Answer:
Option A
Explanation:
Key idea . The displacement of a wave in term of time period is given by
$y= A\sin\left[ 2 \pi\left(\frac{t}{T}-\frac{x}{\lambda}\right)\right]$
This equation in terms of speed of wave (v) becomes $y= A\sin\left[ \frac{2\pi}{\lambda}(vt-x)\right]$
The given equation of wave is
$y= 0.04 \cos (\pi x) \sin (50 \pi t)$
$y= 0.02 \sin(50 \pi t+ \pi x)+0.02 \sin (50 \pi t- \pi x)$
[$\because$ $ 2 \sin A\cos B= \sin (A+B) .\cos (A-B)]$
Thus, the given wave is the combination of two waves.

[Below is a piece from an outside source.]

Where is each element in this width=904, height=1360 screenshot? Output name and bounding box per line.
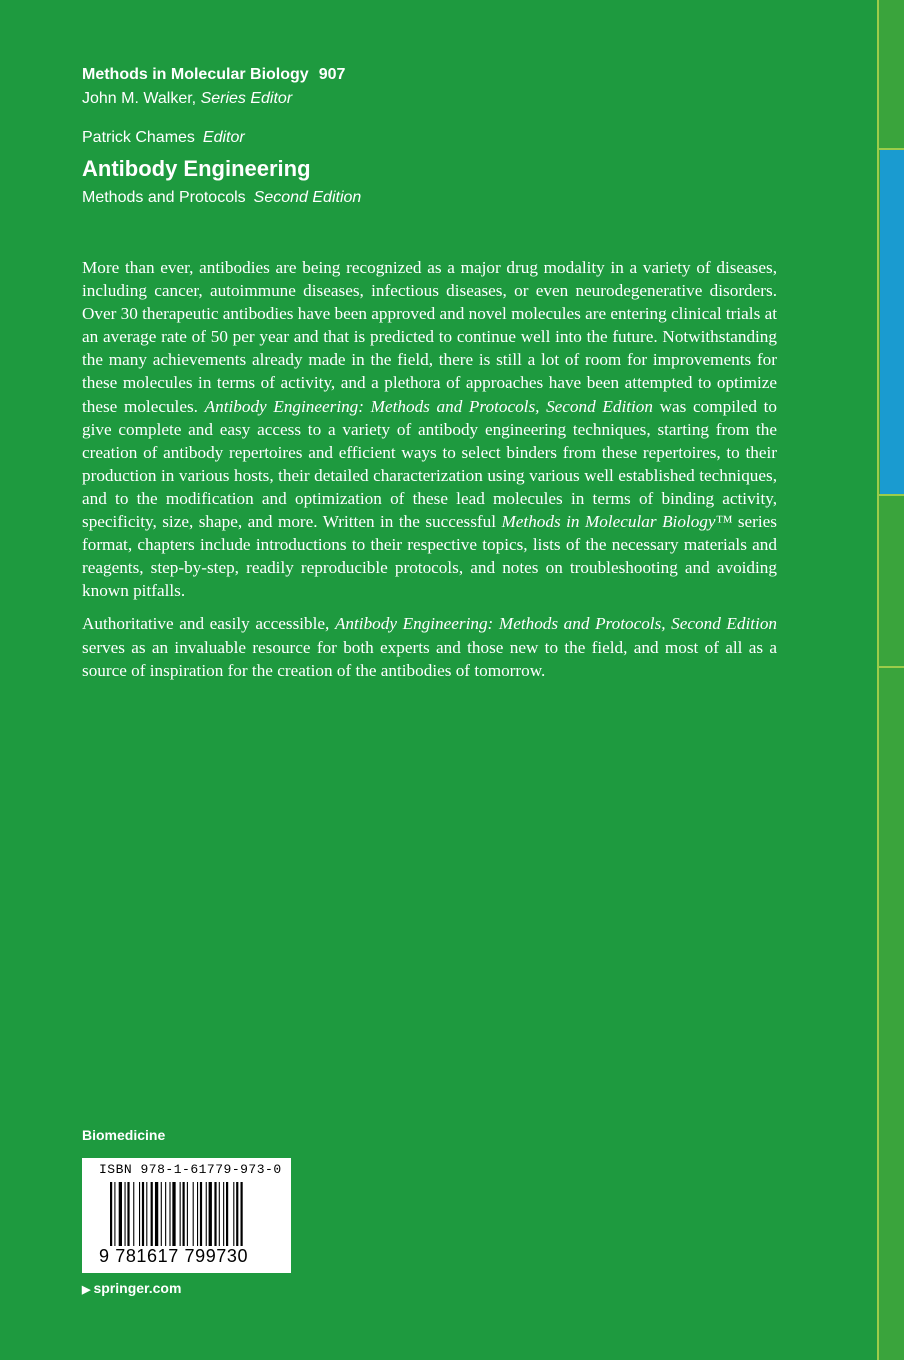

$y_{1}=0.02 \sin (50 \pi t+\pi x)$ ( in -ve x- direction)
and $y_{2}=0.02 \sin (50 \pi t-\pi x)$ (in +ve x direction )
Comparing them with the general equation of wave $a\sin (\omega t+kx)$, we get
Amplitude , a= 0.02 m
Time period , T= $\frac{2 \pi}{50 \pi}= \frac{1}{25}=0.04 s$
Wave length , $\lambda= \frac{2 \pi}{\pi}=2 m$
velocity , v= $ \frac{50 \pi\times \lambda}{2 \pi}=\frac{100}{2}=50 ms^{-1}$
So, option (a) is wrong